Nearly one in five North Carolina students is not attending a traditional public school, and that percentage is likely to continue rising as more families choose alternative education options.

"For the third year in a row, enrollment has fallen in North Carolina’s traditional public schools even as the number of students continues to rise in charter schools, private schools and homeschools. The percentage of the state’s 1.8 million students attending traditional public schools has dropped to 80.8 percent and is continuing to fall rapidly.

“Families are more attuned to and used to having choices at their fingertips, and that is entering education as well,” said Brian Jodice, interim president of Parents For Educational Freedom in North Carolina. “We’re no longer in this mindset that because I live at this address or this ZIP code I have to attend this particular school that works for many students but doesn’t have to be the only choice.”

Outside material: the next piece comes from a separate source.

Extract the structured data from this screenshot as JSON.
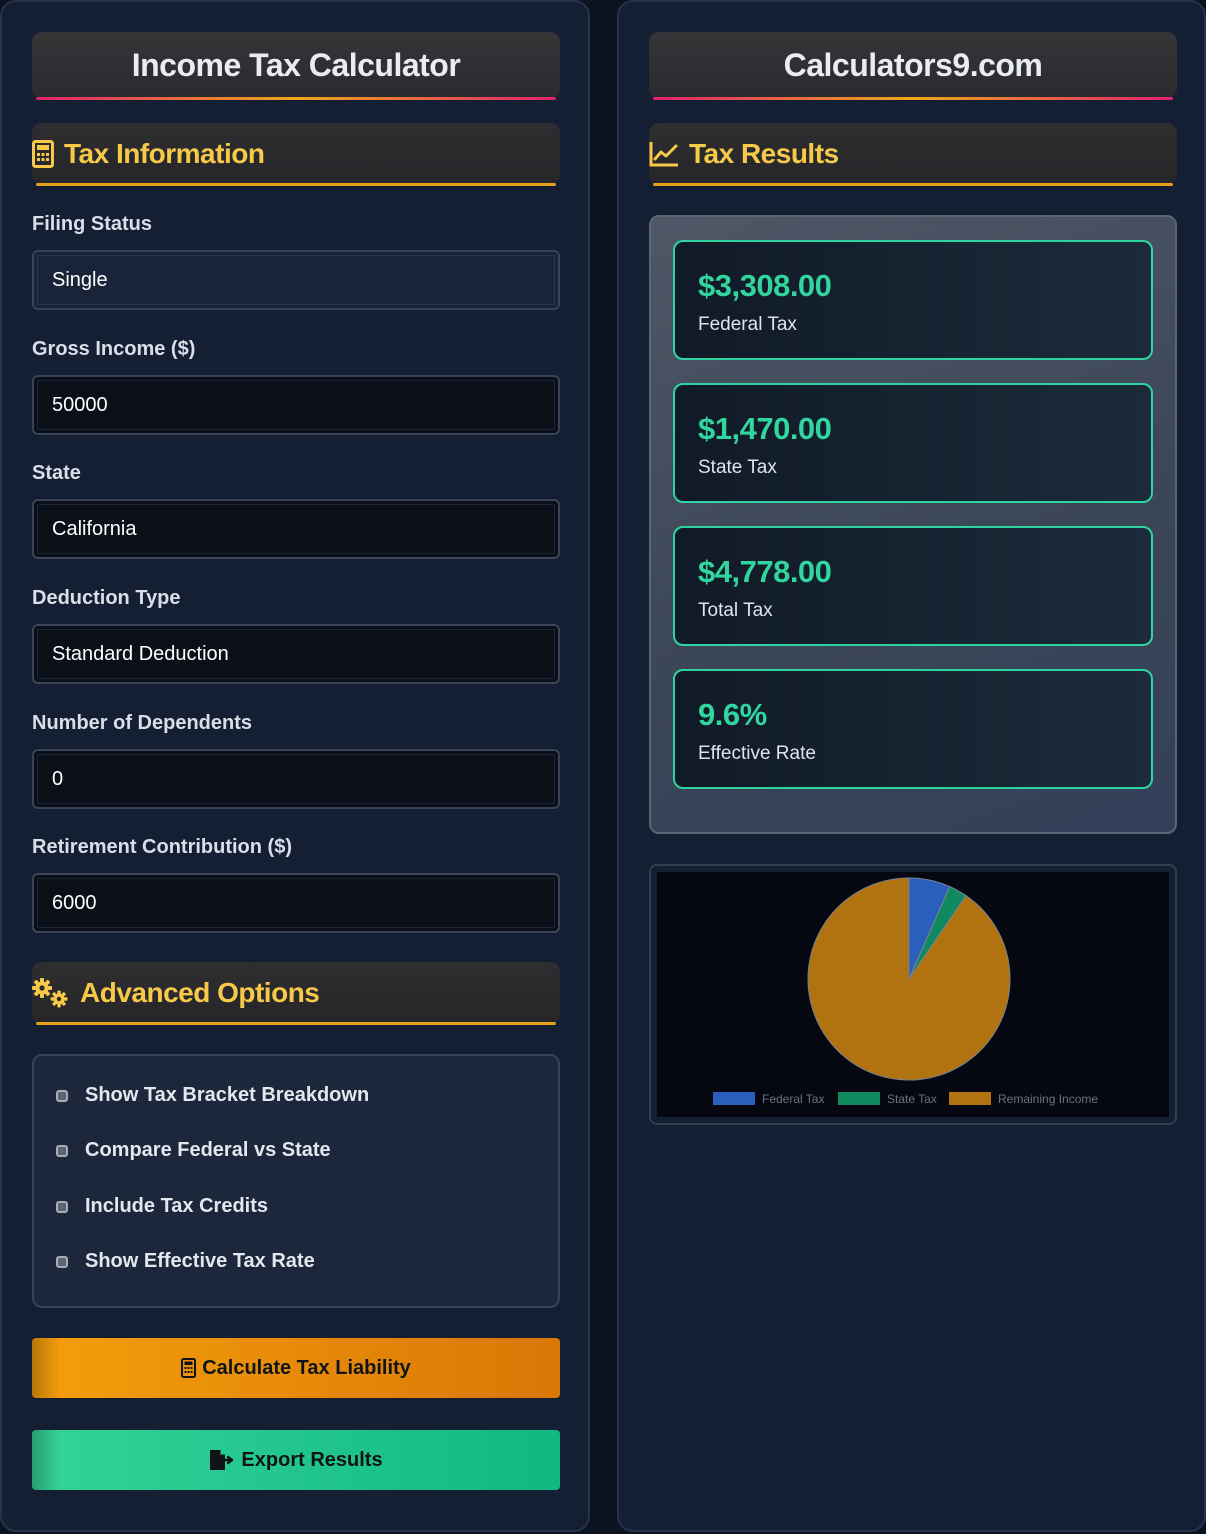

But what’s seen as an expansion of school choice by some is viewed by others as part of an effort to undermine the state’s traditional public schools.

“North Carolina has already embraced the privatization, the ALEC (American Legislative Exchange Council) agenda of dismantling public schools in favor of their donors who’d rather try to monetize what should be a public good,” said Kris Nordstrom, education finance and policy consultant for the N.C. Justice Center’s Education and Law Project.

The education landscape has changed considerably since Republicans took control of the General Assembly after the 2010 election. Changes have included:

Eliminating the 100-school cap on charter schools, which are taxpayer-funded schools that are exempt from some of the rules that traditional public schools must follow. A total of 12 new charter schools will open this fall, raising the number statewide to 185. This year, legislators also allowed four Mecklenburg County towns to create their own municipal charter schools. 
Creating the Opportunity Scholarship program that provides up to $4,200 a year in vouchers for lower-income families to use to attend private schools. 
Creating two different programs for parents of special-needs students to attend private schools and pay related education costs. 
Making it easier for home-school students to take classes from people who are not their parents."  (T. Keung Hui, News & Observer, 7/13/18) 
The NCGA will reconvene on November 27th, 2018.